The New Economics of Monitoring

The history of the monitoring business at the application layer (called Application Performance Management or APM) is that there were relatively few things to be monitored that really mattered and that the APM vendors charged a lot of money for each thing that got monitored.

It was not that long ago that APM vendors charged between $10,000 and $15,000 per monitored server or Java Virtual Machine (JVM). This was justifiable because there were just not that many servers or JVM’s that needed an APM solution and those that did ran applications that were so important that the APM solution was easily cost justifiable.

Now the APM industry finds itself in an interesting situation. In its 2018 Magic Quadrant for Application Performance Monitoring, Gartner makes the following prediction, “By 2021, the need to manage increasingly digitalized business processes will drive enterprises to monitor 20% of all business applications with APM suites, up from 5% in 2017”.

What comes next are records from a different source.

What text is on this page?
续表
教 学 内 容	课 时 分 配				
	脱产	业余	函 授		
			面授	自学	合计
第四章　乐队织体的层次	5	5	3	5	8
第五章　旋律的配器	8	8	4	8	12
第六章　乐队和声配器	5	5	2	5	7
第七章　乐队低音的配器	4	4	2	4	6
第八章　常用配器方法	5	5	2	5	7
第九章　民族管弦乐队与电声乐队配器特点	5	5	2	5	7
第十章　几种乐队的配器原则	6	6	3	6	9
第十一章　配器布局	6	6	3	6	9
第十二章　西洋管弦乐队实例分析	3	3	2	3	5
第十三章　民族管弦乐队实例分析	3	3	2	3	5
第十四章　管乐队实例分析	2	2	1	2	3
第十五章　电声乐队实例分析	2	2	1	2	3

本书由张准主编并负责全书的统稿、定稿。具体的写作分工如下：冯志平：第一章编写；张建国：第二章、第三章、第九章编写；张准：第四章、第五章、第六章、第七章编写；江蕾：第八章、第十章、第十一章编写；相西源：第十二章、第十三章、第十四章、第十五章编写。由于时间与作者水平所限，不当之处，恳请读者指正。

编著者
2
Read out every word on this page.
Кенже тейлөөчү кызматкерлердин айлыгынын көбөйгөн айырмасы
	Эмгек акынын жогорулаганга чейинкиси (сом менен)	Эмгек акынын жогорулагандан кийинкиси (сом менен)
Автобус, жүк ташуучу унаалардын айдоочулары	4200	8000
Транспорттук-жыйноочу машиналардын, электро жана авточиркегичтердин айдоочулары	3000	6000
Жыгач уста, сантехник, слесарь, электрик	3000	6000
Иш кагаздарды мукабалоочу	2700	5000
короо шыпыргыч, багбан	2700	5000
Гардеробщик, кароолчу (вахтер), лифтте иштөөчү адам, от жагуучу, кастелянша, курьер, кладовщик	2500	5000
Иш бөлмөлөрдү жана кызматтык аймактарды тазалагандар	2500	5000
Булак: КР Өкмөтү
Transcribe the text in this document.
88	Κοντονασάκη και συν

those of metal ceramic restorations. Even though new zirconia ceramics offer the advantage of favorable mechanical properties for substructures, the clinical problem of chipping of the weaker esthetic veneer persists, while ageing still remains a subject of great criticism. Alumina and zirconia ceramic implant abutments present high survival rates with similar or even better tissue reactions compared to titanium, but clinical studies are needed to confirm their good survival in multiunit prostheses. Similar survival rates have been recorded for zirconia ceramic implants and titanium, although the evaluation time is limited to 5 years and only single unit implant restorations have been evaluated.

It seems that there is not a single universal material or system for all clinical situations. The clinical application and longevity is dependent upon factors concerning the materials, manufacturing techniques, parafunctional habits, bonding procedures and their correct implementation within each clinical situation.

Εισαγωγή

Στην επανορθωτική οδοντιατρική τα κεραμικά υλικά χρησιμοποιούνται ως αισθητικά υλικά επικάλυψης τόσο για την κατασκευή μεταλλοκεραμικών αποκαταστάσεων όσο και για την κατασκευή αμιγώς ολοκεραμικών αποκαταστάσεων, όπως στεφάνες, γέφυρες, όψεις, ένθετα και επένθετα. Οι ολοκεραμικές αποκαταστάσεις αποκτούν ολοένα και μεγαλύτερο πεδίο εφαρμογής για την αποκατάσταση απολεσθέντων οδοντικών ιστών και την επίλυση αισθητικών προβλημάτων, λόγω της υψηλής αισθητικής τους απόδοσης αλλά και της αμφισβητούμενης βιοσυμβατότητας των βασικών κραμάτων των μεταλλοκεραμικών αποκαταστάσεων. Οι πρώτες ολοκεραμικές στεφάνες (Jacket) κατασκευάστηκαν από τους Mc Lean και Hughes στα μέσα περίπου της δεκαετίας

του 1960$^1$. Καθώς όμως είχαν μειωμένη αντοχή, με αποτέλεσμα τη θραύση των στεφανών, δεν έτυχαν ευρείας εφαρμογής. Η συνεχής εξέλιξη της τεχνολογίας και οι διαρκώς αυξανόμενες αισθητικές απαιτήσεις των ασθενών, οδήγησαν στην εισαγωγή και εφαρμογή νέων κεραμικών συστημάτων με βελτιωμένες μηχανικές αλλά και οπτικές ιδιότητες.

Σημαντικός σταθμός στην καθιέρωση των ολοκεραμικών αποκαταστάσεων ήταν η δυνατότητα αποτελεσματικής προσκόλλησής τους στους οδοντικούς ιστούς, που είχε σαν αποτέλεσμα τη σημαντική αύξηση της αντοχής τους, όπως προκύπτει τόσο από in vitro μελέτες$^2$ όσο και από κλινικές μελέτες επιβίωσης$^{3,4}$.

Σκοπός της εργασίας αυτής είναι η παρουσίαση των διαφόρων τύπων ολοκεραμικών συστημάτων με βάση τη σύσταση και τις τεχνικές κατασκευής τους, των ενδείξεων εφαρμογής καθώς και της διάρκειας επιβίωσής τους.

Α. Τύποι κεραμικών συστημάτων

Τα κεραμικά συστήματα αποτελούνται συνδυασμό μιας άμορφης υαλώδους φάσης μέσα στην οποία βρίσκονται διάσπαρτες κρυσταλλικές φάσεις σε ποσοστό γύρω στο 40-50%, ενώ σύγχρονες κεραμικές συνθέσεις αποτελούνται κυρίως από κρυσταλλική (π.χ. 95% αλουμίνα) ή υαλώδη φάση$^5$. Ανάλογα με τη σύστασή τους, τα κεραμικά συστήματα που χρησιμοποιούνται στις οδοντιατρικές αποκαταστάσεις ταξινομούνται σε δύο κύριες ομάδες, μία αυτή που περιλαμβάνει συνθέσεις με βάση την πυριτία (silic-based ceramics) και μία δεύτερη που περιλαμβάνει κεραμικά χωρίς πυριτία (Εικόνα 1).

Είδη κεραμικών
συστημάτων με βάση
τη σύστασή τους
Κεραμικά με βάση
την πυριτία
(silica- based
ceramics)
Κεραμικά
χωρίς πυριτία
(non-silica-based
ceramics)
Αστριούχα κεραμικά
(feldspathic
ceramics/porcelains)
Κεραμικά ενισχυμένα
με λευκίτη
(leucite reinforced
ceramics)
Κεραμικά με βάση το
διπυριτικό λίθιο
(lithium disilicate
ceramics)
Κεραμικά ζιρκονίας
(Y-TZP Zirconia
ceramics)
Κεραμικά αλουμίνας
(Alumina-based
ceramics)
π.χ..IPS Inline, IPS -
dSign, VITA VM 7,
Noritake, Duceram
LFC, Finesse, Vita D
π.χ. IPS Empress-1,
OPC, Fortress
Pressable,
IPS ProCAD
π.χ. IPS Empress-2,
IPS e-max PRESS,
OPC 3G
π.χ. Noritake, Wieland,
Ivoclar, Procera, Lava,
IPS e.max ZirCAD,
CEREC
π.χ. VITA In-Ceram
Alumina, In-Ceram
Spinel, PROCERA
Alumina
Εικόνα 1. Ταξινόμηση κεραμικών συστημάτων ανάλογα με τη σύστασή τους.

What this means is that before the explosion in devices that need monitoring occurs, that the APM vendors only have succeeded in covering 5% of what existed in March of 2018. In order for the APM vendors to capture the forthcoming explosion in scope and scale the following issues will have to be addressed:

  • The complexity of deploying an APM solution and the associated time to value will have to shrink dramatically. So much so that it should be completely automated with the APM agent discovering the monitored stack and automatically instantiating the required monitoring. Instana and Dynatrace have already done excellent work here.
  • The breadth of coverage will have to dramatically expand. Not that long ago APM vendors supported two languages, Java and .Net. Now there are many languages and run time and there are going to be many cases of things that just do not look at all like a server with a JVM.
  • The per device price to monitor with an APM solution is going to have to come down. That price is in the neighborhood of $2,500 per server or cloud image today. If the number of things to be monitored grows by a thousand times from where it is today, the physics of budgets is doing to dictate the required pricing adjustments by the APM vendors.

Summary

The APM business has been one of the most attractive and successful sectors in the software industry. It now faces an unprecedented opportunity for exponential growth, but only if it can adapt to the new physics and economics required to address this new opportunity.